Allen on Doctrinal Reasoning as a Disruptive Practice

Jessie Allen, University of Pittsburgh, School of Law, is publishing Doctrinal Reasoning as a Disruptive Practice in volume 6 of the Journal of Law and Courts (2018). Here is the abstract.
Legal doctrine is generally thought to contribute to legal decision making only to the extent it determines substantive results. Yet in many cases, the available authorities are indeterminate. I propose a different model for how doctrinal reasoning might contribute to judicial decisions. Drawing on performance theory and psychological studies of readers, I argue that judges’ engagement with formal legal doctrine might have self-disrupting effects like those performers experience when they adopt uncharacteristic behaviors. Such disruptive effects would not explain how judges ultimately select, or should select, legal results. But they might help legal decision makers to set aside subjective biases.
Download the article from SSRN at the link.

March 14, 2017

A New Book By Jeffrey Lipshaw: Beyond Legal Reasoning: A Critique of Pure Lawyering @Suffolk_Law @routledgebooks

Jeffrey Lipshaw, Suffolk University Law School, has published Beyond Legal Reasoning: A Critique of Pure Lawyering (Routledge, 2017). Here, from the publisher's website, is a description of the book's contents.
The concept of learning to ‘think like a lawyer’ is one of the cornerstones of legal education in the United States and beyond. In this book, Jeffrey Lipshaw provides a critique of the traditional views of ‘thinking like a lawyer’ or ‘pure lawyering’ aimed at lawyers, law professors, and students who want to understand lawyering beyond the traditional warrior metaphor.
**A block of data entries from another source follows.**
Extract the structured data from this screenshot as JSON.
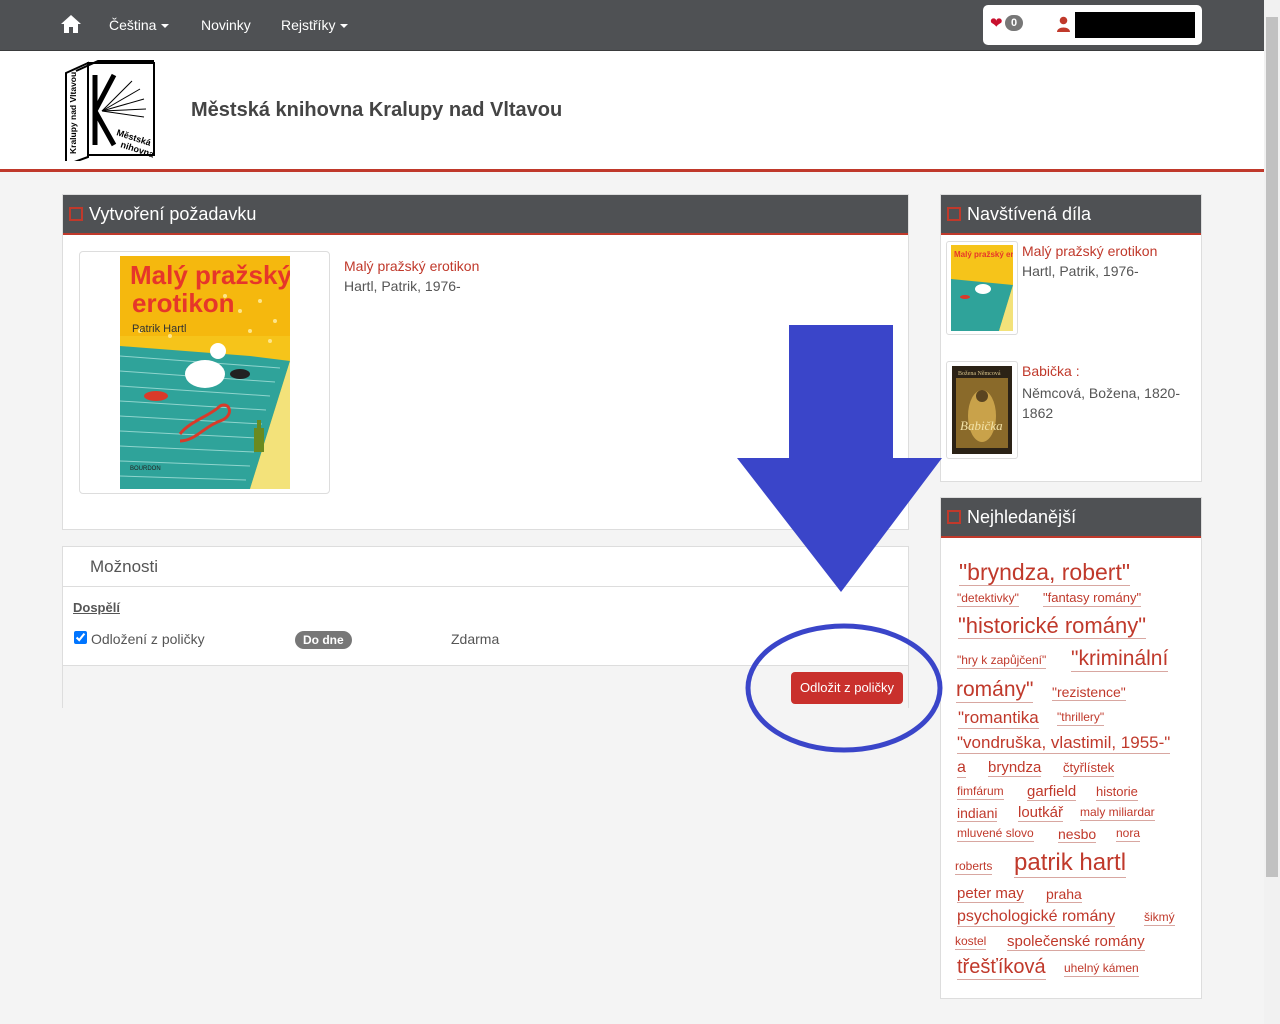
{
  "nav": {
    "language": "Čeština",
    "news": "Novinky",
    "registers": "Rejstříky",
    "cart_count": "0"
  },
  "header": {
    "title": "Městská knihovna Kralupy nad Vltavou"
  },
  "logo": {
    "spine_text": "Kralupy nad Vltavou",
    "cover_text_1": "Městská",
    "cover_text_2": "nihovna"
  },
  "request_panel": {
    "title": "Vytvoření požadavku",
    "book_title": "Malý pražský erotikon",
    "book_author": "Hartl, Patrik, 1976-",
    "cover": {
      "title_line1": "Malý pražský",
      "title_line2": "erotikon",
      "author": "Patrik Hartl",
      "publisher": "BOURDON"
    }
  },
  "options_panel": {
    "title": "Možnosti",
    "group": "Dospělí",
    "option_label": "Odložení z poličky",
    "option_checked": true,
    "until_badge": "Do dne",
    "price": "Zdarma",
    "submit_label": "Odložit z poličky"
  },
  "visited_panel": {
    "title": "Navštívená díla",
    "items": [
      {
        "title": "Malý pražský erotikon",
        "author": "Hartl, Patrik, 1976-",
        "cover_text": "Malý pražský erotikon"
      },
      {
        "title": "Babička :",
        "author": "Němcová, Božena, 1820-1862",
        "cover_text": "Babička",
        "cover_author": "Božena Němcová"
      }
    ]
  },
  "popular_panel": {
    "title": "Nejhledanější",
    "tags": [
      "\"bryndza, robert\"",
      "\"detektivky\"",
      "\"fantasy romány\"",
      "\"historické romány\"",
      "\"hry k zapůjčení\"",
      "\"kriminální",
      "romány\"",
      "\"rezistence\"",
      "\"romantika",
      "\"thrillery\"",
      "\"vondruška, vlastimil, 1955-\"",
      "a",
      "bryndza",
      "čtyřlístek",
      "fimfárum",
      "garfield",
      "historie",
      "indiani",
      "loutkář",
      "maly miliardar",
      "mluvené slovo",
      "nesbo",
      "nora",
      "roberts",
      "patrik hartl",
      "peter may",
      "praha",
      "psychologické romány",
      "šikmý",
      "kostel",
      "společenské romány",
      "třešťíková",
      "uhelný kámen"
    ]
  },
  "colors": {
    "brand_red": "#c0392b",
    "nav_dark": "#4f5154",
    "annotation_blue": "#3a45c9"
  },
  "icons": [
    "home-icon",
    "heart-icon",
    "user-icon",
    "checkbox-icon"
  ]
}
Drawing on his extensive experience at the intersection of real world law and business issues, Professor Lipshaw presents a sophisticated philosophical argument that the "pure lawyering" of traditional legal education is agnostic to either truth or moral value of outcomes. He demonstrates pure lawyering’s potential both for illusions of certainty and cynical instrumentalism, and the consequences of both when lawyers are called on as dealmakers, policymakers, and counsellors. This book offers an avenue for getting beyond (or unlearning) merely how to think like a lawyer. It combines legal theory, philosophy of knowledge, and doctrine with an appreciation of real-life judgment calls that multi-disciplinary lawyers are called upon to make. The book will be of great interest to scholars of legal education, legal language and reasoning as well as professors who teach both doctrine and thinking and writing skills in the first year law school curriculum; and for anyone who is interested in seeking a perspective on ‘thinking like a lawyer’ beyond the litigation arena.



November 14, 2016

John Forrester's Thinking In Cases (Wiley, 2016)
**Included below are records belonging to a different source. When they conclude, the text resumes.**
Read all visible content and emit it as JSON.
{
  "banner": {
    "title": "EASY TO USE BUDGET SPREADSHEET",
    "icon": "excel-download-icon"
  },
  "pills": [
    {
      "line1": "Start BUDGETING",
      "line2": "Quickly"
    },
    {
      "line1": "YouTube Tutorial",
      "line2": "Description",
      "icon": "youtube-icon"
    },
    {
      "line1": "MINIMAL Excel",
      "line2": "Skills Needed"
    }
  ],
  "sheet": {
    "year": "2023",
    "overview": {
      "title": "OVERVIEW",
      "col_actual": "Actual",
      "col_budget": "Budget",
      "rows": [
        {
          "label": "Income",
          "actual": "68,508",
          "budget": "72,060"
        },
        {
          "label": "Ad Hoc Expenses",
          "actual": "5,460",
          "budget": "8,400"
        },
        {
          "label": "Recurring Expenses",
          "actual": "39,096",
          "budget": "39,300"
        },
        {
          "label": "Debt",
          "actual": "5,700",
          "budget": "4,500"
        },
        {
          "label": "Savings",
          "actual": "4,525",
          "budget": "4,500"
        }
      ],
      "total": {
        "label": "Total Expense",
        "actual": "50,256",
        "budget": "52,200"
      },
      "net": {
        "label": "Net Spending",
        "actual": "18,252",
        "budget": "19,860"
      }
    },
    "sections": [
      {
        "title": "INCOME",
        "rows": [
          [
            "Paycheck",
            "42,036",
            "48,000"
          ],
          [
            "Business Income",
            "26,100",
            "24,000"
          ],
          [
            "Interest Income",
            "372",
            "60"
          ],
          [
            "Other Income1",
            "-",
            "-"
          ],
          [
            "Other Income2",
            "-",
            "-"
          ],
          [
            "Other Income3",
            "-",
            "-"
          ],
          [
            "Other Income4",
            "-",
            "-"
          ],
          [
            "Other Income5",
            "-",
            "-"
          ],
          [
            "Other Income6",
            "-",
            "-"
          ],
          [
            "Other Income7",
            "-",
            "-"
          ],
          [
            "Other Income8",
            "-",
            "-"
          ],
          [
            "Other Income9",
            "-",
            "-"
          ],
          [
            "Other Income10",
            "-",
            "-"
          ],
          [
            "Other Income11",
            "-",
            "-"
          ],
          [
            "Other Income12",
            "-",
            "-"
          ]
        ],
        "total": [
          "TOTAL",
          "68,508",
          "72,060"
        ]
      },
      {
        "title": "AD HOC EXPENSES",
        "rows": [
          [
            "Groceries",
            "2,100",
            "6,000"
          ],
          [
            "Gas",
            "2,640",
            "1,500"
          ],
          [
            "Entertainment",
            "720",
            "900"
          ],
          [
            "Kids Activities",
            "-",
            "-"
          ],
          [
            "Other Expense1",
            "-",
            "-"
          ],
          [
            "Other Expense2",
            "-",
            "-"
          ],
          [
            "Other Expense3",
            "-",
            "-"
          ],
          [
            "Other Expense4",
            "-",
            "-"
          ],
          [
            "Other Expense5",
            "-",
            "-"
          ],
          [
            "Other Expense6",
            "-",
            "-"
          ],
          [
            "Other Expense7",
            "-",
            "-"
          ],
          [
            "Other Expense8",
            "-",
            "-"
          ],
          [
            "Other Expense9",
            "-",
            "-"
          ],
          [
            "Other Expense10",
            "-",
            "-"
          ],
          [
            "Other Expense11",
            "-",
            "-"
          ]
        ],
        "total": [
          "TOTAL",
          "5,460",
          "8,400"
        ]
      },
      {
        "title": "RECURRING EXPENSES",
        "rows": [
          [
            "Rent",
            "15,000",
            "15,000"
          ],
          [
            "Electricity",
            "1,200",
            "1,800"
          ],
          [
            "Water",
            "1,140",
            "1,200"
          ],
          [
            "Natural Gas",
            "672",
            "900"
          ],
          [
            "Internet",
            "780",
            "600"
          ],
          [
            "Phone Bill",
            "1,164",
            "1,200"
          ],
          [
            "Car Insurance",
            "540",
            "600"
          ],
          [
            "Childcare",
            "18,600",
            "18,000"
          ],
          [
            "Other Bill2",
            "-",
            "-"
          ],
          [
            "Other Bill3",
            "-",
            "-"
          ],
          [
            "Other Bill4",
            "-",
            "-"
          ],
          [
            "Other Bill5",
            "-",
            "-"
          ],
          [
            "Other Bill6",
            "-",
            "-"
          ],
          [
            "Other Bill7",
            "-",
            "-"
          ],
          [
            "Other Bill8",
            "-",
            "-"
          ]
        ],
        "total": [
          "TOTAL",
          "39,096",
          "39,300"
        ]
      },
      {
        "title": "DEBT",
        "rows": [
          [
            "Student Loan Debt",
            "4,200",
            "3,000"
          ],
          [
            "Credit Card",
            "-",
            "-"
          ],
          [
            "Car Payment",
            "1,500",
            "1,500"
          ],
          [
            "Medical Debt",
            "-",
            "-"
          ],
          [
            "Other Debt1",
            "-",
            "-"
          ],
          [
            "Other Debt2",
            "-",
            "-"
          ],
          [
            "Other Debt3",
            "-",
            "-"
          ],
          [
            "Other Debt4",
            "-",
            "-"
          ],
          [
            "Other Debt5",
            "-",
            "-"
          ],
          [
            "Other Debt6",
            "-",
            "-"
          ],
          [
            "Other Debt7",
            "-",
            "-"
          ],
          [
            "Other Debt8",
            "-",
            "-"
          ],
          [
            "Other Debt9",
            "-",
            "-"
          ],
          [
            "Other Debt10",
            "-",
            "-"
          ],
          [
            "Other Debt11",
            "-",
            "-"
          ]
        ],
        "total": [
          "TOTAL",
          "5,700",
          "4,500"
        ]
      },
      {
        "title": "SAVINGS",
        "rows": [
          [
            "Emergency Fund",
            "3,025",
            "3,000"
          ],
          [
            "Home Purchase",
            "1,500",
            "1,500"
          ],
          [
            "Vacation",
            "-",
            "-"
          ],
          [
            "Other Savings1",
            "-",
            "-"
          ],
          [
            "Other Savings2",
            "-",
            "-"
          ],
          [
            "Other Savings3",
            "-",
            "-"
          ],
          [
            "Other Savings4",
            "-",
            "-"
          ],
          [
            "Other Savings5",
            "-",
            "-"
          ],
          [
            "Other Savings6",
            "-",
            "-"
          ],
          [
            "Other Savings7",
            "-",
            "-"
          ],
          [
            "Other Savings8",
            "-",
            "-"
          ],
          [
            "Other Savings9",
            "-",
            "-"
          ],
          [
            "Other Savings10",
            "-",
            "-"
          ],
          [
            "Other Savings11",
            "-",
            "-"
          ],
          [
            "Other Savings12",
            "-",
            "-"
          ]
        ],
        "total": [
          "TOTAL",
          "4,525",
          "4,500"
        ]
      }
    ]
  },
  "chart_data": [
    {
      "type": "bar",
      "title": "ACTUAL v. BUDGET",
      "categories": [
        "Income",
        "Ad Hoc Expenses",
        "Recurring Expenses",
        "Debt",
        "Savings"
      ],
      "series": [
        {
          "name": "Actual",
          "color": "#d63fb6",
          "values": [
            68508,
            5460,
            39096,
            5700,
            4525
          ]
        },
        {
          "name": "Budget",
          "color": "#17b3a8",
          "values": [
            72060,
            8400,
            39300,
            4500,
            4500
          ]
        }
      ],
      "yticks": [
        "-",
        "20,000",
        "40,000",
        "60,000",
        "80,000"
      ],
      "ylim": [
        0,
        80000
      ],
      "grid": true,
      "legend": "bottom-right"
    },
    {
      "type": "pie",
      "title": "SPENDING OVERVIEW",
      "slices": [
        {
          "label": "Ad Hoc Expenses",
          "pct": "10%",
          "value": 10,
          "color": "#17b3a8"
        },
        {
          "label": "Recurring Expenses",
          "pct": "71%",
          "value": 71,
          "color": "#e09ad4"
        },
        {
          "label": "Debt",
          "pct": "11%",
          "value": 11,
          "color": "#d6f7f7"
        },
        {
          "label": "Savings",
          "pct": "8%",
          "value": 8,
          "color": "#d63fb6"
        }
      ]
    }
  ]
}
The late John Forrester, Professor of History and Philosophy of Science, University of Cambridge, published Thinking in Cases (Wiley, 2016). Here is a description of the book's contents from the publisher's website.
What exactly is involved in using particular case histories to think systematically about social, psychological and historical processes? Can one move from a textured particularity, like that in Freud s famous cases, to a level of reliable generality? In this book, Forrester teases out the meanings of the psychoanalytic case, how to characterize it and account for it as a particular kind of writing. In so doing, he moves from psychoanalysis to the law and medicine, to philosophy and the constituents of science. Freud and Foucault jostle here with Thomas Kuhn, Ian Hacking and Robert Stoller, and Einstein and Freud s connection emerges as a case study of two icons in the general category of the Jewish Intellectual. While Forrester was particularly concerned with analysing the style of reasoning that was dominant in psychoanalysis and related disciplines, his path-breaking account of thinking in cases will be of great interest to scholars, students and professionals across a wide range of disciplines, from history, law and the social sciences to medicine, clinical practice and the therapies of the world.